The vacuum dispersed. The doors bounced apart, just enough for him to shove the haft between them, and then he thought that two angels came on either side of his wounded arms, and pulled the doors back, and off their runners.

He let the axe fall, and stepped off the loose steel plates, on to the concrete harbour. Ahead, the cliffs, the sea, the white beach deserted, and the light.

He was carrying the book.

Years ago he had been in a car crash. He had been driving steadily, the smooth road, clear, controlled, then, as he tried to turn the wheel, the car disobeyed. The servile box of leather and steel turned on him, turned over and over on him, the tarmac rearing up off the hard core and coming through the windscreen at his face. He had been listening to Turandot and the compact disc jammed but would not break; La speranza, La speranza, La speranza, why had he not died? He often thought of it and wondered what the grace was for and why he had never acknowledged it. A second life. For what? Only to do again what he had done before but this time blunted by repetition? When he had crawled out from under the molten car, he had walked purposefully for two miles, before a police car picked him up. He said, 'There's nothing the matter Officer.

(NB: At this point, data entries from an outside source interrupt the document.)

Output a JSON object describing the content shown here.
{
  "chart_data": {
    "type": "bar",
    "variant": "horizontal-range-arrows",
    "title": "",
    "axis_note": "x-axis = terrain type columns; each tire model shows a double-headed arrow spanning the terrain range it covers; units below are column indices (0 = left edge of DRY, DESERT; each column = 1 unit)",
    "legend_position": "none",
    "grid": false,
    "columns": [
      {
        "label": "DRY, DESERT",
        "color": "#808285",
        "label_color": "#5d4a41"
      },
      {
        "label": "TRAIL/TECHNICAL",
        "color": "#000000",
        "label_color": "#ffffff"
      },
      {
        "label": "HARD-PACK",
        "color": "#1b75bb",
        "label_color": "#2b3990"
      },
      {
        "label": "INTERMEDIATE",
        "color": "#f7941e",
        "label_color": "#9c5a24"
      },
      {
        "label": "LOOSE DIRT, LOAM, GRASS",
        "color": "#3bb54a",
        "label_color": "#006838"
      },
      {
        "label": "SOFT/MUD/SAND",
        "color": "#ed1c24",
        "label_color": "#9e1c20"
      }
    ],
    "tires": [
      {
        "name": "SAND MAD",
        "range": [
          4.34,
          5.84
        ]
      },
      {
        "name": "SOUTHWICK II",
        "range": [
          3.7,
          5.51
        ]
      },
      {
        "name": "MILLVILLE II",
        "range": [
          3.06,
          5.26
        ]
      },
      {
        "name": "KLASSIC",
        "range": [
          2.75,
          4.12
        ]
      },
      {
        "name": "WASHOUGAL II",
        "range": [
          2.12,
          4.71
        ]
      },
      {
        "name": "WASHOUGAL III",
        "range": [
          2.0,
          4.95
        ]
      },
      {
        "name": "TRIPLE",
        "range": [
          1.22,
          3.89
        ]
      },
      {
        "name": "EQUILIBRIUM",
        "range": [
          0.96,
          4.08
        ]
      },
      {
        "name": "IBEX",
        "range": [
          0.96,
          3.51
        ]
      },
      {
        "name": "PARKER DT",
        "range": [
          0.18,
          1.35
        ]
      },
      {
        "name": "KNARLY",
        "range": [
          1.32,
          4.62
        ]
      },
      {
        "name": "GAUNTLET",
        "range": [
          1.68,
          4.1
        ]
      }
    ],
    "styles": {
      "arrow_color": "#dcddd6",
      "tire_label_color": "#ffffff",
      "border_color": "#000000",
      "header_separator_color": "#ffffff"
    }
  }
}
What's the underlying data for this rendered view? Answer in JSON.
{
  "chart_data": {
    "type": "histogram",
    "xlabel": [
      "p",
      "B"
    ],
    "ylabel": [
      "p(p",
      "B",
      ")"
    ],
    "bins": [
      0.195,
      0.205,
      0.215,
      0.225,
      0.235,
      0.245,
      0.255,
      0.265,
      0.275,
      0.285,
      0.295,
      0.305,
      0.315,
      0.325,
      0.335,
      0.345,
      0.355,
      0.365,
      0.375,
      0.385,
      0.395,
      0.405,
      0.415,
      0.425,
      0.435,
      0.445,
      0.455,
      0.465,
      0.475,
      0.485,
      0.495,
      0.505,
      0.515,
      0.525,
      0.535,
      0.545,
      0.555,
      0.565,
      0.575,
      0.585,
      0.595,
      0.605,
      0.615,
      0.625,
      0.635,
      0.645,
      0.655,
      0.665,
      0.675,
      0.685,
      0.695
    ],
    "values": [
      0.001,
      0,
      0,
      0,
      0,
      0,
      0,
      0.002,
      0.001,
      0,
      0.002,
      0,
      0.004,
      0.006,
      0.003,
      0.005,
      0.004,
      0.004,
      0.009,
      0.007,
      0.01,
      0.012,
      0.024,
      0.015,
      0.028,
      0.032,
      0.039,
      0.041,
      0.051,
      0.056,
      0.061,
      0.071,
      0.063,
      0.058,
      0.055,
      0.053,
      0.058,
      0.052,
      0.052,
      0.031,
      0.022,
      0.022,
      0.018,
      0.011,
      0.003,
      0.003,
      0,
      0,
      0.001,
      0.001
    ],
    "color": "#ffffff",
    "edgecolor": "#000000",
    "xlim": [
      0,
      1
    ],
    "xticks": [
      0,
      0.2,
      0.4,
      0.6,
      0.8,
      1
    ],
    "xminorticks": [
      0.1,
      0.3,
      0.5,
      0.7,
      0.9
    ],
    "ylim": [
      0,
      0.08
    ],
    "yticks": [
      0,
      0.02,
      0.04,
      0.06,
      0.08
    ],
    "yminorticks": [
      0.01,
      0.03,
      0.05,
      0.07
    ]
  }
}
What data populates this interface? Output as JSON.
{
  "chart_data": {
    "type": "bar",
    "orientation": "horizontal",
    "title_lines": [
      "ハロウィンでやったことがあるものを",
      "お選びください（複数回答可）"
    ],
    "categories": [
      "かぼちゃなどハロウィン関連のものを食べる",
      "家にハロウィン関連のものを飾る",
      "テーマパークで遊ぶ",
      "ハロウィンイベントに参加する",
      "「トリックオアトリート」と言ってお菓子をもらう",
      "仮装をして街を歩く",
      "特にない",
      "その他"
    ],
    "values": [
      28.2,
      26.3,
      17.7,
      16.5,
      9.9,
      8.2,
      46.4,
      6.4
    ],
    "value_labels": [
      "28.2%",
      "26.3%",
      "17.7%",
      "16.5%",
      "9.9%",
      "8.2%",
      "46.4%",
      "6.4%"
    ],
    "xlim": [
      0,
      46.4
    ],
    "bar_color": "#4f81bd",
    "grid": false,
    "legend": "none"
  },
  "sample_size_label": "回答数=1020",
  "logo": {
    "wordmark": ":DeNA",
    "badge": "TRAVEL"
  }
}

I am a doctor.' He had shown them the tattered ribbons of his driving licence.

Later, much later, well again, he had joked about the effects of shock on himself, effects he had handled in others so many times over so many hospital years.

'You know,' he said, 'the odd thing was that I truly believed myself well and whole. I had a broken arm, a fractured ankle, burns, and I was bleeding. Nevertheless, I believed myself well.'

He knew the physiology of it, of course he did, and yet it troubled him. In what other ways did he deceive himself out of his wounded life?